Worse Than They Feared (James Kitfield, National Journal)

Faced with a budget shortfall, appropriators are unlikely to act as protectors for the State Department…Even some conservative constituencies are frustrated. “I’m concerned about the disproportionate nature of these cuts to international-affairs accounts that make up only 1 percent of the federal budget,” said Mark Green, a former Republican congressman and ambassador who is now a senior director of the U.S. Global Leadership Coalition. “We need political leaders willing to make the tough choices and invest in those tools that can prevent the spread of disease and despair and the conditions that could lead to the next military conflict.”

A Good Return on Investment (Mark Green and John Lange, The Daily Caller)

In the years after the embassy bombings, the U.S. launched a number of development efforts. Those efforts deserve much of the credit for America’s good standing in East Africa today. In Tanzania, for example, programs like the President’s Emergency plan for AIDS Relief, the President’s Malaria Initiative and projects supported by the Global Fund to Fight AIDS, Tuberculosis and Malaria have cut malaria deaths in half, reduced infant mortality by a third and reduced the rate of HIV infection from 18 percent in the 1980s to five percent today. Of course, the benefits of America’s close friendships with Kenya and Tanzania flow both ways. Not only are those countries stalwarts in the drive to prevent the spread of violent extremism, piracy and illegal drugs, but they are increasingly important trading partners for the U.S. America’s relationships with Tanzania and Kenya illustrate how strategic U.S. engagement protects our national security, helps to create jobs here at home and allows us to live up to our values as a world leader.

Smart Power

U.S. Aid Threatened by Budget Cuts? (Joel Davis, Foreign Policy Blogs)

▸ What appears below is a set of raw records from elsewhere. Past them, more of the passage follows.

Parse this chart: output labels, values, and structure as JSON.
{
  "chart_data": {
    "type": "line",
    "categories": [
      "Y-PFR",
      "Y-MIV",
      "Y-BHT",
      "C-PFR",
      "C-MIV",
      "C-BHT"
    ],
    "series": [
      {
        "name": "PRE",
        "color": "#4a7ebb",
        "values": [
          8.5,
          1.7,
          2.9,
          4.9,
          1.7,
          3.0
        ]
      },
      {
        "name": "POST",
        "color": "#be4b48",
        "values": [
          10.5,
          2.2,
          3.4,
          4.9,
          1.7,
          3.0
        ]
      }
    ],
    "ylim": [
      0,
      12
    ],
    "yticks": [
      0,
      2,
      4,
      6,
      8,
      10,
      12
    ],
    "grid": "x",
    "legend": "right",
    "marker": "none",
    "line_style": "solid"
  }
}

As the U.S. debt crisis moves from the summer to the fall with the convening of the Congressional “super-committee,” it’s clear that everything will be on the chopping block, including one of the most important expressions of the U.S. role in the world: foreign aid. U.S. foreign aid is an interesting topic due to common misconceptions about it…U.S. foreign aid supports economic growth, agriculture and trade, global health, democracy training programs, conflict prevention programs, food aid and other humanitarian assistance. This assistance helps real people as well as earning goodwill for the U.S., goodwill that can be leveraged as soft power. And, as Serwer points out, U.S. aid can be a preventative and proactive tool to address problems before they become so large that they require an expensive military solution. These savings should be considered in any budget calculus meant to save money.

Politics/Foreign Policy

Poor Farmers No Threat to U.S. Business (Howard Buffett, Huffington Post Blogs)

P4P [Purchase for Progress] is the most innovative program I have seen; it is consistent with a business approach to solving poverty—something most CEOs of U.S. companies would and should applaud. As a businessman, it is the type of approach that I have searched for to incorporate into our charitable work…One point that seems to be missing in this discussion is that as countries work their way out of poverty, increase their GDP and overall wealth, they become consumers of goods produced from countries such as the U.S. Their purchasing power increases and they import our products— creating U.S. jobs and sustaining our industries, not threatening them.

All Guns, No Butter (James Traub, Foreign Policy-Opinion)

Ten years after the terrorist attack, both the fear of a sequel, and the faith in America’s capacity to shape a better world, have ebbed. Or perhaps that’s an overly analytical way of describing a national mood of sullen disillusionment with America’s imperial role. President Barack Obama acknowledged the spirit of fatigue when he declared in his June 22 speech charting the planned withdrawal of troops from Afghanistan that “it is time to focus on nation-building here at home.” But while the president conceded that “this decade of war has caused many to question the nature of America’s engagement around the world,” he admonished his listeners that “we must embrace America’s singular role in the course of human events.” It is precisely this obligation, however, that many Americans now want to dispose of like a boom-era mansion with a hopelessly underwater mortgage.

We need more funds to increase access to Aids drugs (Michel Kazatchkine, Guardian Blogs)

By providing antiretroviral medication we are not only saving the lives of those who go on treatment, we can be entirely confident that we are contributing to a sharp slowdown in the spread of the virus…Raising the funding to meet the “15 by 15” goal is going to be very challenging at a time when the world is facing the biggest economic crisis since the great depression of the 1930s. Yet the science is telling us that evidence in favour of putting millions more people on treatment is now overwhelming. And scaling up treatment now may prove to be the least expensive option if we want to bring this deadly pandemic, which still infects 1.8 million people every year, under control.